‘Gejayan Memanggil’, Ribuan Mahasiswa dan Masyarakat Yogyakarta Turun ke Jalan

oleh -

Yogyakarta, Nusantarapos – Ribuan massa yang terdiri dari mahasiswa dan masyarakat Yogyakarta turun ke jalan mengggelar aksi damai dengan tajuk ‘Gejayan Memanggil’ di Jalan Gejayan Colombo Yogyakarta, Senin (23/9/2019).

Massa gabungan yang menamakan diri Aliansi Jogja Bergerak ini memulai aksi nya dari berbagai titik di Yogyakarta diantaranya Bunderan Universitas Gadjah Mada (UGM), Pertigaan Universitas Islam Negeri (UIN) Sunan Kalijaga dan Kampus Sanata Dharma.

Seluruh massa dari tiga titik kumpul tersebut melakukan long march menuju Simpang Gejayan yang merupakan titik temu sekaligus titik utama aksi dari ribuan massa tersebut.

Humas Aliansi Rakyat Bergerak Syahdan mengatakan, aksi pada hari ini adalah sebuah aksi damai untuk merespon akan kinerja serta kebijakan dari Pemerintah dan DPR yang tidak pro rakyat.

“Pada aksi damai ini, kami ajukan mosi tidak percaya kepada Pemerintah dan DPR. Bagi kami, merekalah yang harus paling bertanggung jawab atas kebijakan yang sama sekali tidak pro rakyat ini,” ujarnya.

Syahdan menjelaskan, ada sejumlah tuntutan yang akan dilayangkan hari ini seperti mendesak penundaan pembahasan RKUHP, merevisi Undang-Undang KPK, mengusut dalang-dalang dari pembakaran hutan di Indonesia, menolak RUU Ketenaga kerjaan yag tidak memihak pada pekerja, menolak pasal RUU Pertanahan, pengesahann RUU Penghapusan Kekerasan Seksual dan menghentikan penangkapan aktivis di berbagai sektor.

“Kami akan suarakan seluruh tuntutan tersebut secara lantang dari Gejayan, karena bagi kami Gejayan memiliki sejarah pada saat runtuhya rezim Soeharto yang berkuasa dulu,” jelasnya.

Aksi yang sehari sebelumnya sempat menjadi trending topik disejumlah media sosial dengan tagar GejayanMemanggil (#GejayanMemangil) ini berlangsung dengan damai dan tanpa penjagaan ketat dari aparat keamanan setempat.

“Aksi kami murni rakyat, tidak ada kepentingan politik disini.
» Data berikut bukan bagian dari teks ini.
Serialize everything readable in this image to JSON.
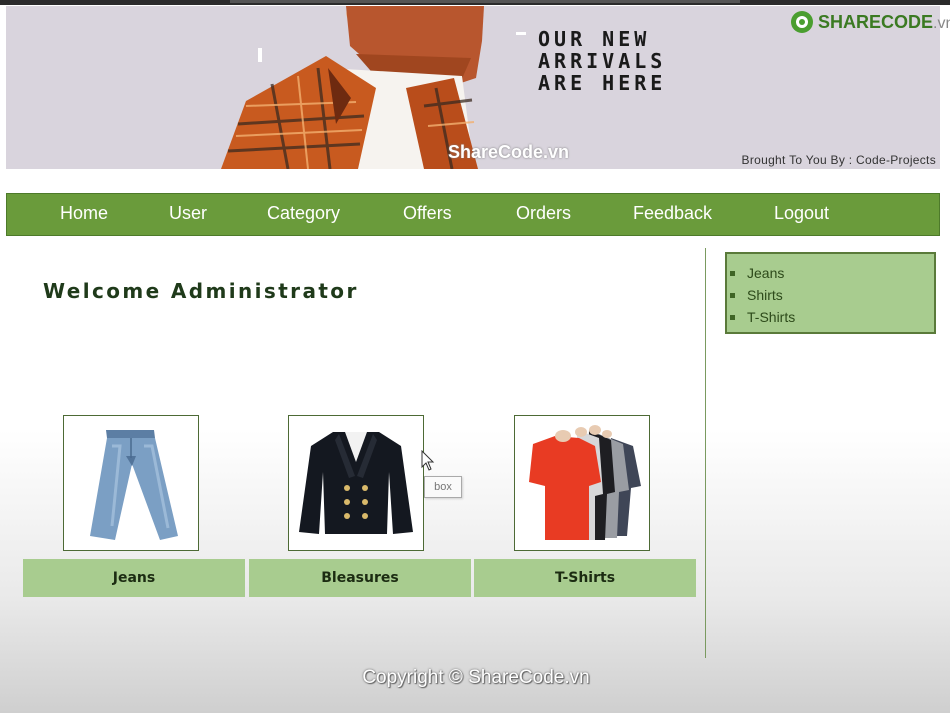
{
  "banner": {
    "title_lines": [
      "OUR NEW",
      "ARRIVALS",
      "ARE HERE"
    ],
    "credit": "Brought To You By : Code-Projects",
    "watermark": "ShareCode.vn"
  },
  "logo": {
    "brand": "SHARECODE",
    "suffix": ".vn"
  },
  "nav": {
    "items": [
      "Home",
      "User",
      "Category",
      "Offers",
      "Orders",
      "Feedback",
      "Logout"
    ]
  },
  "main": {
    "welcome": "Welcome Administrator",
    "products": [
      {
        "label": "Jeans",
        "icon": "jeans-image"
      },
      {
        "label": "Bleasures",
        "icon": "blazer-image"
      },
      {
        "label": "T-Shirts",
        "icon": "tshirts-image"
      }
    ]
  },
  "sidebar": {
    "items": [
      "Jeans",
      "Shirts",
      "T-Shirts"
    ]
  },
  "tooltip": "box",
  "footer": "Copyright © ShareCode.vn",
  "colors": {
    "nav_bg": "#6a9b3b",
    "panel_bg": "#a8cc8f",
    "banner_bg": "#d9d4dd"
  }
}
Kami rakyat yang bersatu, oleh karenanya tidk ada satupun dari massa aksi yang membawa bendera maupun identitas lain selain bendera merah putih dan almamater bagi mahasiswa,” tegas Syahdan.

Untuk diketahui pemilihan lokasi utama aksi yaitu Simpang Gejayan merupakan lokasi bersejarah bagi mahasiswa dan rakyat Yogyakarta saat melakukan perlawanan terhadap rezim yang berkuasa pada tahun 1998 lalu.

“Gejayan saat itu adalah lokasi yang turut menumbangkan rezim Soeharto yang sangat otoriter dan represif pada pergerakan rakyat dan hari ini Gejayan Memangil kembali untuk melawan rezim yang saat ini berkuasa,” ungkap Humas aksi Gejayan Memanggil itu.

Aksi yang dimulai pada pukul 13.00 WIB ini berakhir dengan pernyataan sikap dari massa aksi dan seluruh aksi berakhir pada pukul 17.00 WIB dengan tertib. (AKA).